5. 5) Defining the information need according to spatial extent will help to determine which of two strategies to implement when using remote sensing to assess pest damage. The first strategy employs image pairs, typically two images representing pre-outbreak and post-outbreak, from which changes are detected, or in some cases a single date image depending upon the clarity of the pest damage pattern. While this strategy is viable for monitoring specific areas, an alternative is emerging based on time series analysis of image stacks from multiple dates where the temporal profile of individual pixels is extracted and analysed. The second strategy is based on the increasing availability of freely available data from more satellites than just Landsat. This enables the concept of a continuous time series approach with pixel substitution strategies to generate cloud free mosaics that promises to dispel the difficulty of acquiring image data at the time when the application warrants (White et al. Reference White, Wulder, Hobart, Luther, Hermosilla and Griffiths2014).
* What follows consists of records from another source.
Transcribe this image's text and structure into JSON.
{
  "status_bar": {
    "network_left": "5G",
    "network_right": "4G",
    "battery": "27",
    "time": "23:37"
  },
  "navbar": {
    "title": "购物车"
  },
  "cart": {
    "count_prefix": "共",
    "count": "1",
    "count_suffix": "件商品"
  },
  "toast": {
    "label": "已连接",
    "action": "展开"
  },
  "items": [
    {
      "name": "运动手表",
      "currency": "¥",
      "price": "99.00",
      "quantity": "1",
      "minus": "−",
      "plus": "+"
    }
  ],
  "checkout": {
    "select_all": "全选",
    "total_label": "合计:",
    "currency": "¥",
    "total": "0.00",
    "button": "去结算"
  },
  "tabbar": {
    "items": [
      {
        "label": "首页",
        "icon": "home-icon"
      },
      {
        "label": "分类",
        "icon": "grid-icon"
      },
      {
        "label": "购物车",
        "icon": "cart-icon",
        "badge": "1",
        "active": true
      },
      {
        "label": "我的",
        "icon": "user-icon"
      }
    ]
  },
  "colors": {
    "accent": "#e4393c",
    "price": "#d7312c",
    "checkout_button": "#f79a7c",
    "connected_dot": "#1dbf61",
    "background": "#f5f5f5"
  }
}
Regardless of strategy, there is a need to translate pixel change to changes in pest damage that are useful for a forest health manager.

6. 6) There are four roles that remote sensing could serve in a management context: contributing to annual mapping; filling data gaps; providing data for special purpose studies of pest impacts; and supporting both retrospective analyses and predictive modeling. As with any tool, there are practical realities that limit when remote sensing is a viable solution; understanding these is a prerequisite for successful application. Integrating remote sensing into forest health monitoring programmes will help to address the increasing demand to map and monitor at finer levels of both spatial detail and magnitude of damage.

A list of new innovations underway in the field of remote sensing was presented, from which we speculated about what these advances may offer to future forest health assessment. New technologies regarding satellite sensors, airborne LiDAR, UAV, and methods of analysis will no doubt play a role in future forest health monitoring programmes. While much of the knowledge and tools to develop a more integrated pest monitoring system are available today, technological innovation will continue to push the limits of what we can do tomorrow.